Once the body has grown dependent on a consistent supply of benzos, treatment professionals and rehab facilities may utilize a slow-taper detox program. This allows a person to detox slowly and avoid severe withdrawal symptoms.8

Tapering off of a benzo generally involves a doctor prescribing increasingly smaller amounts of the drug over time or changing prescriptions to a longer-acting sedative. For example, if someone is dependent on a very short-acting benzodiazepine like alprazolam (Xanax), a doctor may administer an equivalent dosage of a long-acting benzodiazepine like diazepam (Valium).

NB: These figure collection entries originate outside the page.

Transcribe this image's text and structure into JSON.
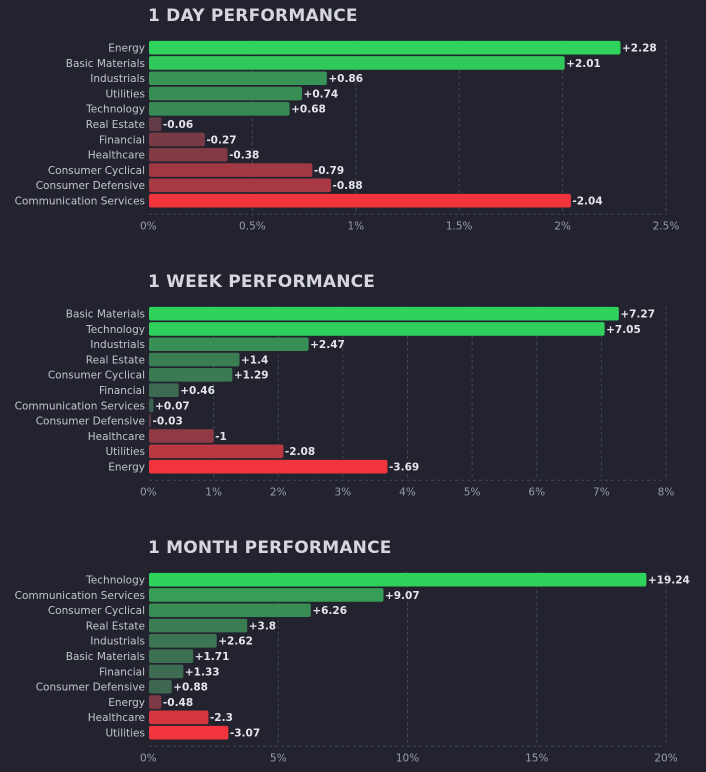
{
  "chart_data": [
    {
      "type": "bar",
      "orientation": "horizontal",
      "title": "1 DAY PERFORMANCE",
      "categories": [
        "Energy",
        "Basic Materials",
        "Industrials",
        "Utilities",
        "Technology",
        "Real Estate",
        "Financial",
        "Healthcare",
        "Consumer Cyclical",
        "Consumer Defensive",
        "Communication Services"
      ],
      "values": [
        2.28,
        2.01,
        0.86,
        0.74,
        0.68,
        -0.06,
        -0.27,
        -0.38,
        -0.79,
        -0.88,
        -2.04
      ],
      "value_labels": [
        "+2.28",
        "+2.01",
        "+0.86",
        "+0.74",
        "+0.68",
        "-0.06",
        "-0.27",
        "-0.38",
        "-0.79",
        "-0.88",
        "-2.04"
      ],
      "xlim": [
        0,
        2.5
      ],
      "ticks": [
        0,
        0.5,
        1,
        1.5,
        2,
        2.5
      ],
      "tick_labels": [
        "0%",
        "0.5%",
        "1%",
        "1.5%",
        "2%",
        "2.5%"
      ],
      "grid": true
    },
    {
      "type": "bar",
      "orientation": "horizontal",
      "title": "1 WEEK PERFORMANCE",
      "categories": [
        "Basic Materials",
        "Technology",
        "Industrials",
        "Real Estate",
        "Consumer Cyclical",
        "Financial",
        "Communication Services",
        "Consumer Defensive",
        "Healthcare",
        "Utilities",
        "Energy"
      ],
      "values": [
        7.27,
        7.05,
        2.47,
        1.4,
        1.29,
        0.46,
        0.07,
        -0.03,
        -1,
        -2.08,
        -3.69
      ],
      "value_labels": [
        "+7.27",
        "+7.05",
        "+2.47",
        "+1.4",
        "+1.29",
        "+0.46",
        "+0.07",
        "-0.03",
        "-1",
        "-2.08",
        "-3.69"
      ],
      "xlim": [
        0,
        8
      ],
      "ticks": [
        0,
        1,
        2,
        3,
        4,
        5,
        6,
        7,
        8
      ],
      "tick_labels": [
        "0%",
        "1%",
        "2%",
        "3%",
        "4%",
        "5%",
        "6%",
        "7%",
        "8%"
      ],
      "grid": true
    },
    {
      "type": "bar",
      "orientation": "horizontal",
      "title": "1 MONTH PERFORMANCE",
      "categories": [
        "Technology",
        "Communication Services",
        "Consumer Cyclical",
        "Real Estate",
        "Industrials",
        "Basic Materials",
        "Financial",
        "Consumer Defensive",
        "Energy",
        "Healthcare",
        "Utilities"
      ],
      "values": [
        19.24,
        9.07,
        6.26,
        3.8,
        2.62,
        1.71,
        1.33,
        0.88,
        -0.48,
        -2.3,
        -3.07
      ],
      "value_labels": [
        "+19.24",
        "+9.07",
        "+6.26",
        "+3.8",
        "+2.62",
        "+1.71",
        "+1.33",
        "+0.88",
        "-0.48",
        "-2.3",
        "-3.07"
      ],
      "xlim": [
        0,
        20
      ],
      "ticks": [
        0,
        5,
        10,
        15,
        20
      ],
      "tick_labels": [
        "0%",
        "5%",
        "10%",
        "15%",
        "20%"
      ],
      "grid": true
    }
  ],
  "colors": {
    "positive_strong": "#2fd35c",
    "positive_weak": "#3e5d50",
    "negative_weak": "#5a3c48",
    "negative_strong": "#f2353d",
    "grid": "#454754"
  }
}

Longer-acting benzodiazepines like diazepam allow for less frequent dosing and a more consistent, slower decline in concentration throughout the tapering schedule.8

5. Don’t Drink

Other CNS depressant substances, though they might temporarily resolve some symptoms, would only serve to postpone the eventual onset of the withdrawal symptoms in question, and could introduce additional complications at the point that withdrawal resumes.3

6. Getting Clean is Possible

You can! Although benzo withdrawal can be uncomfortable at best and painful at worst, many others have successfully done it and gone on to live healthy, sober lives.

Sources

  1. United States Drug Enforcement Administration. (2017). Drugs of Abuse: A DEA Resource Guide, 2017 Edition.
  2. Harvard Health Publishing. (2019). Benzodiazepines (and the alternatives).
  3. Center for Substance Abuse Research. (2013). Benzodiazepines.
  4. Drug Enforcement Administration. (2013). Benzodiazepines.
  5. World Health Organization. (2009). Clinical Guidelines for Withdrawal Management and Treatment of Drug Dependence in Closed Settings: 4 Withdrawal Management.
  6. SAMHSA-HRSA Center for Integrated Health Solutions. (2017). Safe & Effective Use of Benzodiazepines in Clinical Practice.
  7. Hu, X. (2011). Benzodiazepine withdrawal seizures and management. J Okla State Med Assoc, 104(2), 62-65.
  8. Thirtala, T., Kaur, K., Karlapati, S.K., Lippmann, S. (2013). Consider this slow-taper program for benzodiazepines. Current Psychiatry, 12(9), 55-56.